Adonis, like many commentators before him, blames Bevin’s imperial delusions for economically crippling the country and the failure to support and be involved in the Schuman Plan which created the basis for European integration. Yet at the time Bevin was far from alone in believing that as empire transformed into commonwealth it continued to form the basis for national strength ‑ in 1950 half of British exports went to Commonwealth markets . The sterling balances held in London by these countries also made it easier for the UK to deal with its periodic balance of payments crisis. The Bank of England believed that British participation in European integration could only come at the expense of financial and fiscal independence. Anticipating the Lexiteers of today, many in the labour movement feared that involvement in European integration would limit the power to pursue socialist policies at home. As Herbert Morrison explained to the cabinet when it considered the Schuman Plan: “It’s no good, we can’t do it, the Durham miners won’t wear it.”
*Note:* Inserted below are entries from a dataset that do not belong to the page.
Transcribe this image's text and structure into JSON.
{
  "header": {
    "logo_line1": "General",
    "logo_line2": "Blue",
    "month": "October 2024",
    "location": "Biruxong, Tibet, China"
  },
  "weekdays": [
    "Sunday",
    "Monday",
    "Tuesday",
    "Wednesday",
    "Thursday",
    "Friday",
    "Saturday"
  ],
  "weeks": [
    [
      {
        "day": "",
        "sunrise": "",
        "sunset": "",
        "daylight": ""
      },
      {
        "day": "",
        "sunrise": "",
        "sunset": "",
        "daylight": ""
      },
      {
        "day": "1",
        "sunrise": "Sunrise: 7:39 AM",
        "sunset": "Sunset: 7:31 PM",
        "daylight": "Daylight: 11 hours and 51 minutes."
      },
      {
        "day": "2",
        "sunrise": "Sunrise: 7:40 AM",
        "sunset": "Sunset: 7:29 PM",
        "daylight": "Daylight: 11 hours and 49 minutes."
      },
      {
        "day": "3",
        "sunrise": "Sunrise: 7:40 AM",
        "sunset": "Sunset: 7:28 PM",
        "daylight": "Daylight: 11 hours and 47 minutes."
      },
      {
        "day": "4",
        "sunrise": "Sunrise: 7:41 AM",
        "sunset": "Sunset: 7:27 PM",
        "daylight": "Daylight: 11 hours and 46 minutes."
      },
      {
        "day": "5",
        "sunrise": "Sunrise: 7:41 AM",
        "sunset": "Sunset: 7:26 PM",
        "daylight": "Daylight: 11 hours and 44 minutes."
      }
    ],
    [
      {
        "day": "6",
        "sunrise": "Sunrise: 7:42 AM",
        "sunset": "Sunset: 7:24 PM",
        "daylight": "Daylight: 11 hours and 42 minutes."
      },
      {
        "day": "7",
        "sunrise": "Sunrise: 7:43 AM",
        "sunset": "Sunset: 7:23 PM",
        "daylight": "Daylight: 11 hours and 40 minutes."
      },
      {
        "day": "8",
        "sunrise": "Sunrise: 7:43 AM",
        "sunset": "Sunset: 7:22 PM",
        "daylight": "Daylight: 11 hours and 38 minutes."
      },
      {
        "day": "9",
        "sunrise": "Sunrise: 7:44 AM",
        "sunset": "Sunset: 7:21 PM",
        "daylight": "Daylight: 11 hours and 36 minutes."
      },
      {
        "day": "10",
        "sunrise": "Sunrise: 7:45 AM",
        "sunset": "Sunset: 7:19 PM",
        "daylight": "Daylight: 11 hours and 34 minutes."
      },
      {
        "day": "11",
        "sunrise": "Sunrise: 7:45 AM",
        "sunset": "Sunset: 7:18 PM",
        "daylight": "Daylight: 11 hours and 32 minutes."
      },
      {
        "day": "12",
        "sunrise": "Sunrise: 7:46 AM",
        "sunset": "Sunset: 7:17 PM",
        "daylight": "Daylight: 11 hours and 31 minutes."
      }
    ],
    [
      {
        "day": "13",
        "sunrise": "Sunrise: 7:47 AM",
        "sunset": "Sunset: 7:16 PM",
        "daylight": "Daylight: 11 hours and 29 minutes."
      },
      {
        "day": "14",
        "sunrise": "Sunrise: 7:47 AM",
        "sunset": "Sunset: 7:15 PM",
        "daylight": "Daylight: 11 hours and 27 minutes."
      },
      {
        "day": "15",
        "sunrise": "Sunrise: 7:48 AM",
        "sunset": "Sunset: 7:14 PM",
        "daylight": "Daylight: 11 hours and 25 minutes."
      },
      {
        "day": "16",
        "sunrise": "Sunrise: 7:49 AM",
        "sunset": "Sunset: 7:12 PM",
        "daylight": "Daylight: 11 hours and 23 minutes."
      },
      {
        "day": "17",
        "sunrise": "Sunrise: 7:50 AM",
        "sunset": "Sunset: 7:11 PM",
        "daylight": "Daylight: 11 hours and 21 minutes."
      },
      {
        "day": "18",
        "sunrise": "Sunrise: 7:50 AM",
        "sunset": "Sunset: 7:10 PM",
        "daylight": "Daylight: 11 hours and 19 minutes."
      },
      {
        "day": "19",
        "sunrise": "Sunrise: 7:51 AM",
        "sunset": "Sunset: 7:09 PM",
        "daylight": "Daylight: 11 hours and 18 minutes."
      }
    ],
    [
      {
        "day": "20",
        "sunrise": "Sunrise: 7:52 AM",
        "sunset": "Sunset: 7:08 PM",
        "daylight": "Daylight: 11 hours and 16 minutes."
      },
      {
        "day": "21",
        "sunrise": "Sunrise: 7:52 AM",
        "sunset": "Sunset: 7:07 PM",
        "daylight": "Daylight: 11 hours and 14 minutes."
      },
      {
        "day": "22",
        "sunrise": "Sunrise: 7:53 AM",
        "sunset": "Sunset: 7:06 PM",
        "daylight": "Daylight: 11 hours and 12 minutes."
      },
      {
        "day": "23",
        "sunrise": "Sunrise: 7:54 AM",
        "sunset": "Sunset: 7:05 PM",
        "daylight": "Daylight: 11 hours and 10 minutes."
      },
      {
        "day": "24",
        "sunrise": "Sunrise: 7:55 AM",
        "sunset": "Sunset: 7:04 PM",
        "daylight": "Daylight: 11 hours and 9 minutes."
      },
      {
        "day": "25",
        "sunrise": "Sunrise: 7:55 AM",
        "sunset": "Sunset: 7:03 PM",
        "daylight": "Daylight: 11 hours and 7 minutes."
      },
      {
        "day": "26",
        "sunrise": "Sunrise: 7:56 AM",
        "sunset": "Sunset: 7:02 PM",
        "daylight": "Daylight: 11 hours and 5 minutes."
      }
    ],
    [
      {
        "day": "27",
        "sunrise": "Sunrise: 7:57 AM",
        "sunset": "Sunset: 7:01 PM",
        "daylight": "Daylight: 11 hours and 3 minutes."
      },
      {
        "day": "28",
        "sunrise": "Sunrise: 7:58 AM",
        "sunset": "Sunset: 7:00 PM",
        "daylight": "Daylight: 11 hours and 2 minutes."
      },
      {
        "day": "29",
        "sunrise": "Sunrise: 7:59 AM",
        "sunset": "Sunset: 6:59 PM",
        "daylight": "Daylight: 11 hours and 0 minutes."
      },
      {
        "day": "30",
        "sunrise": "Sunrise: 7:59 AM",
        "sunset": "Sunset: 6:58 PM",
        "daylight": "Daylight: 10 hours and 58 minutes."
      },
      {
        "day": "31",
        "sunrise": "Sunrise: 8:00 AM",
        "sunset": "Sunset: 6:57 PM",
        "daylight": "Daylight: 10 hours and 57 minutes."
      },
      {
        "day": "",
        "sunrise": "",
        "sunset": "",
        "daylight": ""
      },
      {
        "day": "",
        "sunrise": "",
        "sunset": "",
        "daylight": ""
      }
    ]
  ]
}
The narrative of postwar decline as a product of imperial delusions, present in Adonis as in much Irish commentary on Brexit, has been frontally challenged by David Edgerton in The Rise and Fall of the British Nation, where he points to the success of postwar governments in investing in new productive capacity. This state-induced and -managed national economy meant that from the late 1940s to the early 1970s growth in GDP averaged 2-3 per cent per annum. The size of the national cake measured by real GDP more than doubled between 1975 and 2000 and the working class, the vast bulk of the population, went from austerity to relative plenty between 1950 and 1975. Bevinism ‑ a heavily state-directed economy with a welfarist bias and where the organised working class is recognised by both main parties as a power in the land ‑ deserves Adonis’s determination to recover its historic significance. That it was tied to an imperial and military project was, in the context of Britain’s wartime experience as the only major European state not invaded or occupied, largely inevitable. The late Tony Judt, in his history of Europe since 1945, noted that there was more to London’s stance in 1950 than imperial self-delusion. Quoting Jean Monnet, writing of Britain that unlike France and Germany “she felt no need to exorcise history”, he comments: “This sense of quiet pride at the country’s capacity to suffer, endure and win through marked Britain off from the continent.” (Postwar, Pimlico, 2007, p 161).

1/2/2021

Henry Patterson is emeritus professor of Irish politics at Ulster University.